Nurse managers have an important role in coordinated efforts, aimed at providing effective evidence based care. Although not all nurses are inclined towards academic work (Jootun 2003), the district nurse was the manager so without him being aware and appreciative of nursing research his team of community nurses provided an inadequate service. However as Sleep (1992) states it is unfair and unrealistic for educational programmes to place upon practitioners the burden of introducing research into the workplace, unless the climate prevailing in both service and management spheres is receptive to change.
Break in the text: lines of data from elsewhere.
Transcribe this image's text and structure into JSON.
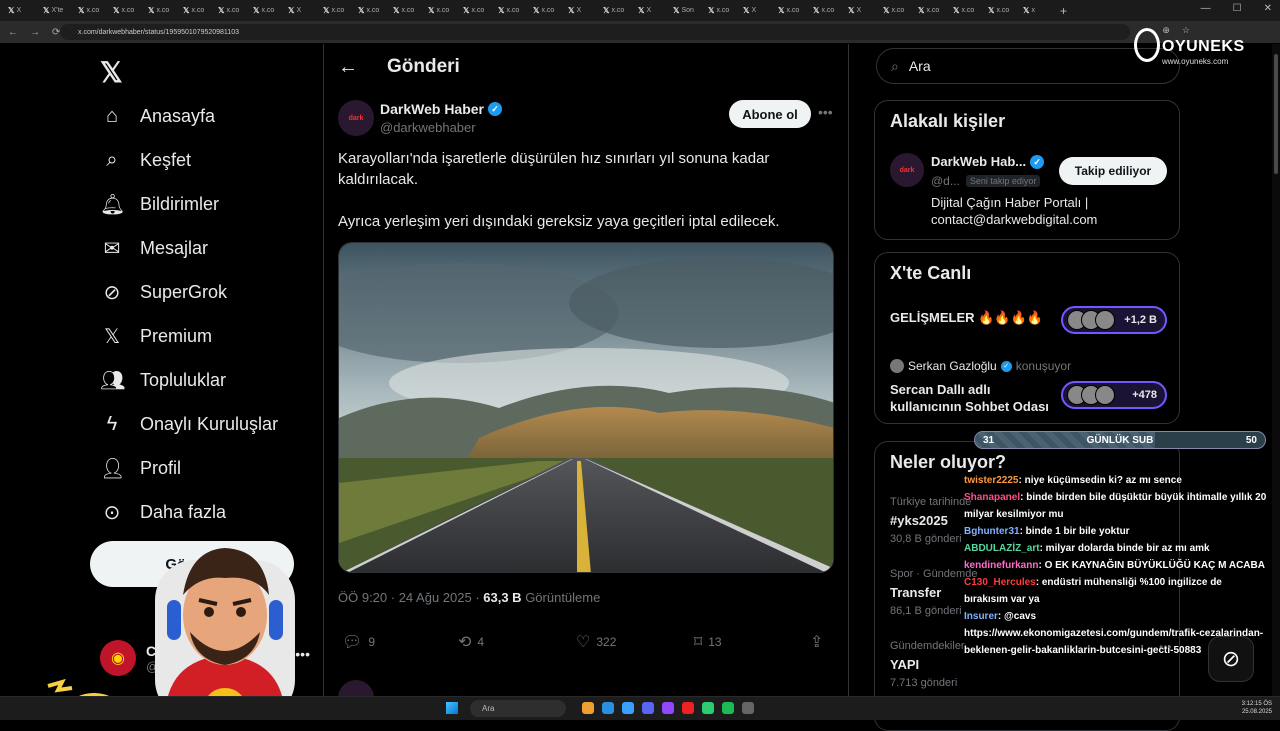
{
  "browser": {
    "tabs": [
      {
        "label": "X"
      },
      {
        "label": "X'te"
      },
      {
        "label": "x.co"
      },
      {
        "label": "x.co"
      },
      {
        "label": "x.co"
      },
      {
        "label": "x.co"
      },
      {
        "label": "x.co"
      },
      {
        "label": "x.co"
      },
      {
        "label": "X"
      },
      {
        "label": "x.co"
      },
      {
        "label": "x.co"
      },
      {
        "label": "x.co"
      },
      {
        "label": "x.co"
      },
      {
        "label": "x.co"
      },
      {
        "label": "x.co"
      },
      {
        "label": "x.co"
      },
      {
        "label": "X"
      },
      {
        "label": "x.co"
      },
      {
        "label": "X"
      },
      {
        "label": "Son"
      },
      {
        "label": "x.co"
      },
      {
        "label": "X"
      },
      {
        "label": "x.co"
      },
      {
        "label": "x.co"
      },
      {
        "label": "X"
      },
      {
        "label": "x.co"
      },
      {
        "label": "x.co"
      },
      {
        "label": "x.co"
      },
      {
        "label": "x.co"
      },
      {
        "label": "x"
      }
    ],
    "url": "x.com/darkwebhaber/status/1959501079520981103"
  },
  "overlay": {
    "brand": "OYUNEKS",
    "brand_url": "www.oyuneks.com",
    "subgoal": {
      "current": "31",
      "label": "GÜNLÜK SUB",
      "target": "50",
      "progress": 0.62
    },
    "chat": [
      {
        "user": "twister2225",
        "color": "#ff9a3c",
        "text": ": niye küçümsedin ki? az mı sence"
      },
      {
        "user": "Shanapanel",
        "color": "#ff4d8d",
        "text": ": binde birden bile düşüktür büyük ihtimalle yıllık 20 milyar kesilmiyor mu"
      },
      {
        "user": "Bghunter31",
        "color": "#7fb2ff",
        "text": ": binde 1 bir bile yoktur"
      },
      {
        "user": "ABDULAZİZ_art",
        "color": "#57d6a0",
        "text": ": milyar dolarda binde bir az mı amk"
      },
      {
        "user": "kendinefurkann",
        "color": "#ff6bcb",
        "text": ": O EK KAYNAĞIN BÜYÜKLÜĞÜ KAÇ M ACABA"
      },
      {
        "user": "C130_Hercules",
        "color": "#ff3b3b",
        "text": ": endüstri mühensliği %100 ingilizce de bırakısım var ya"
      },
      {
        "user": "Insurer",
        "color": "#7fb2ff",
        "text": ": @cavs https://www.ekonomigazetesi.com/gundem/trafik-cezalarindan-beklenen-gelir-bakanliklarin-butcesini-gecti-50883"
      }
    ]
  },
  "nav": {
    "items": [
      {
        "label": "Anasayfa",
        "icon": "home-icon"
      },
      {
        "label": "Keşfet",
        "icon": "search-icon"
      },
      {
        "label": "Bildirimler",
        "icon": "bell-icon"
      },
      {
        "label": "Mesajlar",
        "icon": "mail-icon"
      },
      {
        "label": "SuperGrok",
        "icon": "grok-icon"
      },
      {
        "label": "Premium",
        "icon": "x-icon"
      },
      {
        "label": "Topluluklar",
        "icon": "people-icon"
      },
      {
        "label": "Onaylı Kuruluşlar",
        "icon": "lightning-icon"
      },
      {
        "label": "Profil",
        "icon": "person-icon"
      },
      {
        "label": "Daha fazla",
        "icon": "more-circle-icon"
      }
    ],
    "post_button": "Gönder",
    "account_name": "C",
    "account_handle": "@c"
  },
  "main": {
    "title": "Gönderi",
    "author": {
      "name": "DarkWeb Haber",
      "handle": "@darkwebhaber",
      "avatar_text": "dark"
    },
    "subscribe": "Abone ol",
    "text_1": "Karayolları'nda işaretlerle düşürülen hız sınırları yıl sonuna kadar kaldırılacak.",
    "text_2": "Ayrıca yerleşim yeri dışındaki gereksiz yaya geçitleri iptal edilecek.",
    "time": "ÖÖ 9:20 · 24 Ağu 2025 · ",
    "views": "63,3 B",
    "views_label": " Görüntüleme",
    "replies": "9",
    "reposts": "4",
    "likes": "322",
    "bookmarks": "13"
  },
  "sidebar": {
    "search_placeholder": "Ara",
    "related_title": "Alakalı kişiler",
    "related": {
      "name": "DarkWeb Hab...",
      "handle": "@d...",
      "follows_you": "Seni takip ediyor",
      "follow_label": "Takip ediliyor",
      "bio": "Dijital Çağın Haber Portalı | contact@darkwebdigital.com"
    },
    "live_title": "X'te Canlı",
    "live": [
      {
        "title": "GELİŞMELER 🔥🔥🔥🔥",
        "count": "+1,2 B"
      },
      {
        "host": "Serkan Gazloğlu",
        "host_status": "konuşuyor",
        "title": "Sercan Dallı adlı kullanıcının Sohbet Odası",
        "count": "+478"
      }
    ],
    "trends_title": "Neler oluyor?",
    "trends": [
      {
        "meta": "Türkiye tarihinde",
        "name": "#yks2025",
        "count": "30,8 B gönderi"
      },
      {
        "meta": "Spor · Gündemde",
        "name": "Transfer",
        "count": "86,1 B gönderi"
      },
      {
        "meta": "Gündemdekiler",
        "name": "YAPI",
        "count": "7.713 gönderi"
      }
    ]
  },
  "taskbar": {
    "search": "Ara",
    "time": "3:12:15 ÖS",
    "date": "25.08.2025"
  }
}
The organisation needs to facilitate changes in nursing to allow the professional as a whole to practice evidence based care (Parahoo 2002). The district nurse worked in a small isolated practice and his priority seemed to be the setting up of new PCT policies. Patients with leg ulcers were almost in the way. If the district nurse had a positive attitude towards research and regularly read research articles on wound care, which as Gould (2001) suggest are available in digestible form, the care provided would have been evidence based effective care.
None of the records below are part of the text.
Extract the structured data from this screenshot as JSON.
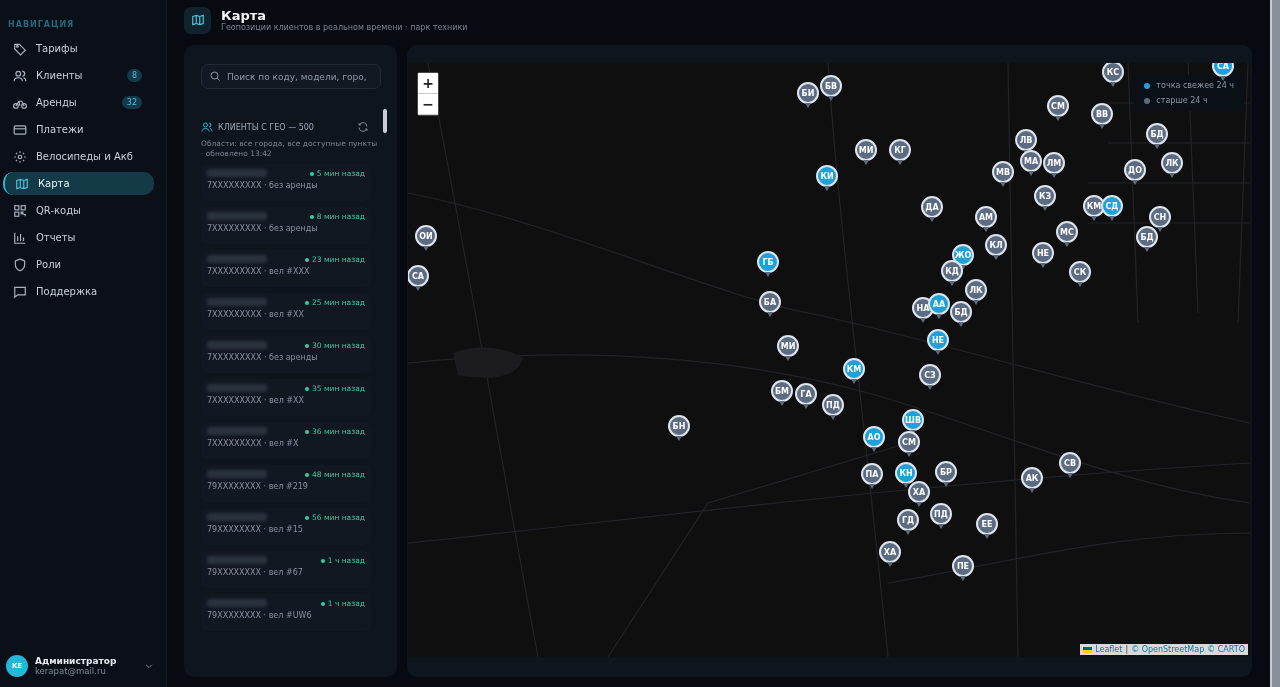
{
  "sidebar": {
    "section_title": "НАВИГАЦИЯ",
    "items": [
      {
        "label": "Тарифы",
        "selected": false
      },
      {
        "label": "Клиенты",
        "badge": "8",
        "selected": false
      },
      {
        "label": "Аренды",
        "badge": "32",
        "selected": false
      },
      {
        "label": "Платежи",
        "selected": false
      },
      {
        "label": "Велосипеды и Акб",
        "selected": false
      },
      {
        "label": "Карта",
        "selected": true
      },
      {
        "label": "QR-коды",
        "selected": false
      },
      {
        "label": "Отчеты",
        "selected": false
      },
      {
        "label": "Роли",
        "selected": false
      },
      {
        "label": "Поддержка",
        "selected": false
      }
    ],
    "user": {
      "initials": "KE",
      "name": "Администратор",
      "email": "kerapat@mail.ru"
    }
  },
  "header": {
    "title": "Карта",
    "subtitle": "Геопозиции клиентов в реальном времени · парк техники"
  },
  "client_panel": {
    "search": {
      "placeholder": "Поиск по коду, модели, горо,"
    },
    "title": "КЛИЕНТЫ С ГЕО — 500",
    "note": "Области: все города, все доступные пункты · обновлено 13:42",
    "clients": [
      {
        "time": "5 мин назад",
        "detail": "7XXXXXXXXX · без аренды"
      },
      {
        "time": "8 мин назад",
        "detail": "7XXXXXXXXX · без аренды"
      },
      {
        "time": "23 мин назад",
        "detail": "7XXXXXXXXX · вел #XXX"
      },
      {
        "time": "25 мин назад",
        "detail": "7XXXXXXXXX · вел #XX"
      },
      {
        "time": "30 мин назад",
        "detail": "7XXXXXXXXX · без аренды"
      },
      {
        "time": "35 мин назад",
        "detail": "7XXXXXXXXX · вел #XX"
      },
      {
        "time": "36 мин назад",
        "detail": "7XXXXXXXXX · вел #X"
      },
      {
        "time": "48 мин назад",
        "detail": "79XXXXXXXX · вел #219"
      },
      {
        "time": "56 мин назад",
        "detail": "79XXXXXXXX · вел #15"
      },
      {
        "time": "1 ч назад",
        "detail": "79XXXXXXXX · вел #67"
      },
      {
        "time": "1 ч назад",
        "detail": "79XXXXXXXX · вел #UW6"
      }
    ]
  },
  "map": {
    "zoom_in": "+",
    "zoom_out": "−",
    "legend": [
      {
        "label": "точка свежее 24 ч",
        "color": "#1ea0d8"
      },
      {
        "label": "старше 24 ч",
        "color": "#5d6b82"
      }
    ],
    "attribution": {
      "leaflet": "Leaflet",
      "separator": "|",
      "osm": "© OpenStreetMap",
      "carto": "© CARTO"
    },
    "markers": [
      {
        "code": "ОИ",
        "fresh": false
      },
      {
        "code": "СА",
        "fresh": false
      },
      {
        "code": "БН",
        "fresh": false
      },
      {
        "code": "БИ",
        "fresh": false
      },
      {
        "code": "БВ",
        "fresh": false
      },
      {
        "code": "МИ",
        "fresh": false
      },
      {
        "code": "КГ",
        "fresh": false
      },
      {
        "code": "КИ",
        "fresh": true
      },
      {
        "code": "МВ",
        "fresh": false
      },
      {
        "code": "ЛВ",
        "fresh": false
      },
      {
        "code": "МА",
        "fresh": false
      },
      {
        "code": "ЛМ",
        "fresh": false
      },
      {
        "code": "КЗ",
        "fresh": false
      },
      {
        "code": "ДА",
        "fresh": false
      },
      {
        "code": "АМ",
        "fresh": false
      },
      {
        "code": "МС",
        "fresh": false
      },
      {
        "code": "НЕ",
        "fresh": false
      },
      {
        "code": "СК",
        "fresh": false
      },
      {
        "code": "КЛ",
        "fresh": false
      },
      {
        "code": "ЖО",
        "fresh": true
      },
      {
        "code": "КД",
        "fresh": false
      },
      {
        "code": "ГБ",
        "fresh": true
      },
      {
        "code": "БА",
        "fresh": false
      },
      {
        "code": "ЛК",
        "fresh": false
      },
      {
        "code": "НА",
        "fresh": false
      },
      {
        "code": "АА",
        "fresh": true
      },
      {
        "code": "БД",
        "fresh": false
      },
      {
        "code": "НЕ",
        "fresh": true
      },
      {
        "code": "МИ",
        "fresh": false
      },
      {
        "code": "КМ",
        "fresh": true
      },
      {
        "code": "СЗ",
        "fresh": false
      },
      {
        "code": "БМ",
        "fresh": false
      },
      {
        "code": "ГА",
        "fresh": false
      },
      {
        "code": "ПД",
        "fresh": false
      },
      {
        "code": "ШВ",
        "fresh": true
      },
      {
        "code": "АО",
        "fresh": true
      },
      {
        "code": "СМ",
        "fresh": false
      },
      {
        "code": "ПА",
        "fresh": false
      },
      {
        "code": "КН",
        "fresh": true
      },
      {
        "code": "БР",
        "fresh": false
      },
      {
        "code": "ХА",
        "fresh": false
      },
      {
        "code": "АК",
        "fresh": false
      },
      {
        "code": "СВ",
        "fresh": false
      },
      {
        "code": "ГД",
        "fresh": false
      },
      {
        "code": "ПД",
        "fresh": false
      },
      {
        "code": "ЕЕ",
        "fresh": false
      },
      {
        "code": "ХА",
        "fresh": false
      },
      {
        "code": "ПЕ",
        "fresh": false
      },
      {
        "code": "КС",
        "fresh": false
      },
      {
        "code": "ВВ",
        "fresh": false
      },
      {
        "code": "СМ",
        "fresh": false
      },
      {
        "code": "СА",
        "fresh": true
      },
      {
        "code": "БД",
        "fresh": false
      },
      {
        "code": "ДО",
        "fresh": false
      },
      {
        "code": "ЛК",
        "fresh": false
      },
      {
        "code": "СН",
        "fresh": false
      },
      {
        "code": "БД",
        "fresh": false
      },
      {
        "code": "КМ",
        "fresh": false
      },
      {
        "code": "СД",
        "fresh": true
      }
    ]
  }
}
Joint education and clinical career pathways are needed to close the theory practice gap. Many nurses working in small practices are not getting the education they need to prove the government with a highly effective and trained workforce. Many organizations within the NHS are busy and overworked. The time is not available for them to update their knowledge and training. To help nurses who work in isolated community practices the setting up of groups or research meetings could enable them to keep up to date with relevant research, and would enable the effective utilisation of research findings. Nurses can also be encouraged to use expert nurses that are available at many hospitals and PCT. The use of computer networks and interactive software and research newsletters could also aid in the implementation of research practice.
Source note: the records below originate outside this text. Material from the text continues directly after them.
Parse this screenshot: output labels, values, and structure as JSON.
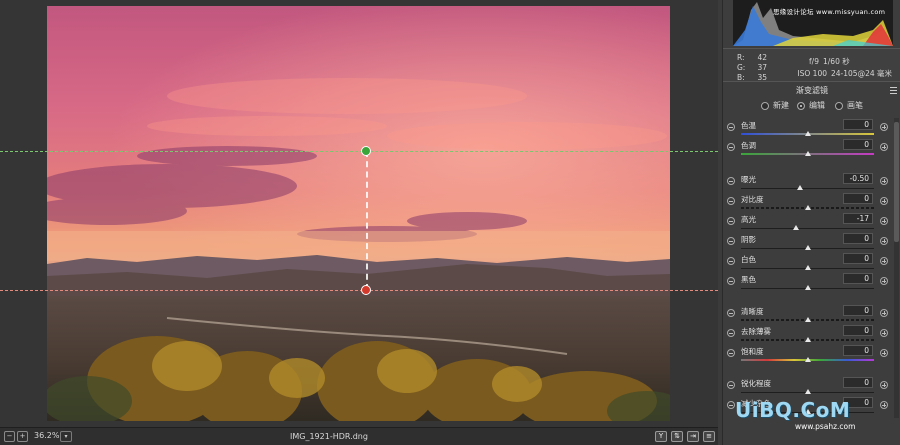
{
  "canvas": {
    "image": "mongolian-grassland-sunset-photo"
  },
  "statusbar": {
    "zoom": "36.2%",
    "filename": "IMG_1921-HDR.dng",
    "tool_y": "Y"
  },
  "histogram": {
    "watermark": "思缘设计论坛 www.missyuan.com"
  },
  "readout": {
    "r_label": "R:",
    "r_value": "42",
    "g_label": "G:",
    "g_value": "37",
    "b_label": "B:",
    "b_value": "35",
    "aperture": "f/9",
    "shutter": "1/60 秒",
    "iso": "ISO 100",
    "lens": "24-105@24 毫米"
  },
  "panel": {
    "title": "渐变滤镜",
    "modes": [
      {
        "label": "新建",
        "selected": false
      },
      {
        "label": "编辑",
        "selected": true
      },
      {
        "label": "画笔",
        "selected": false
      }
    ]
  },
  "sliders": [
    {
      "label": "色温",
      "value": "0",
      "level": 0.5,
      "track": "temp"
    },
    {
      "label": "色调",
      "value": "0",
      "level": 0.5,
      "track": "tint"
    },
    {
      "label": "曝光",
      "value": "-0.50",
      "level": 0.44,
      "track": "plain"
    },
    {
      "label": "对比度",
      "value": "0",
      "level": 0.5,
      "track": "dashed"
    },
    {
      "label": "高光",
      "value": "-17",
      "level": 0.41,
      "track": "plain"
    },
    {
      "label": "阴影",
      "value": "0",
      "level": 0.5,
      "track": "plain"
    },
    {
      "label": "白色",
      "value": "0",
      "level": 0.5,
      "track": "plain"
    },
    {
      "label": "黑色",
      "value": "0",
      "level": 0.5,
      "track": "plain"
    },
    {
      "label": "清晰度",
      "value": "0",
      "level": 0.5,
      "track": "dashed"
    },
    {
      "label": "去除薄雾",
      "value": "0",
      "level": 0.5,
      "track": "dashed"
    },
    {
      "label": "饱和度",
      "value": "0",
      "level": 0.5,
      "track": "sat"
    },
    {
      "label": "锐化程度",
      "value": "0",
      "level": 0.5,
      "track": "plain"
    },
    {
      "label": "减少杂色",
      "value": "0",
      "level": 0.5,
      "track": "plain"
    }
  ],
  "watermark": {
    "big": "UiBQ.CoM",
    "small": "www.psahz.com"
  }
}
Carroll & Johnston (1990) provide a framework for decision making, the author feels if the district nurse had used such a framework the care delivered to Jo could have been more effective and evidence based. The District Nurse didn’t evaluate or reflect on the care he delivered. Using decision making model such as Carroll and Johnston (1990) and Walsh (1998) nursing process, the nurse could have delivered evidence based reflective care. Models such as these are used as a guideline to nursing procedures, if they are followed it ensures that patients get best care and that nurses don’t become complacent in the care they deliver, but use a systematic approach alongside there experiences and expertise
Intuition has been identified as a useful tool that needs to be recognised within nursing, however a need for a ration approach along side it is necessary. This will enable nurses to provide evidence based care with clear rationales. There are many aspects of nursing that cannot be subjected to measurement, and intuition is one of them, and so is caring. To ignore intuition as a nursing skill would be to deny the patient of truly holistic care. However I would say that the nurse involved with Jo’s care was not an expert in the care of leg ulcers, and was baseing his care on limited research. The effect this had on the patient was a poor standard of care.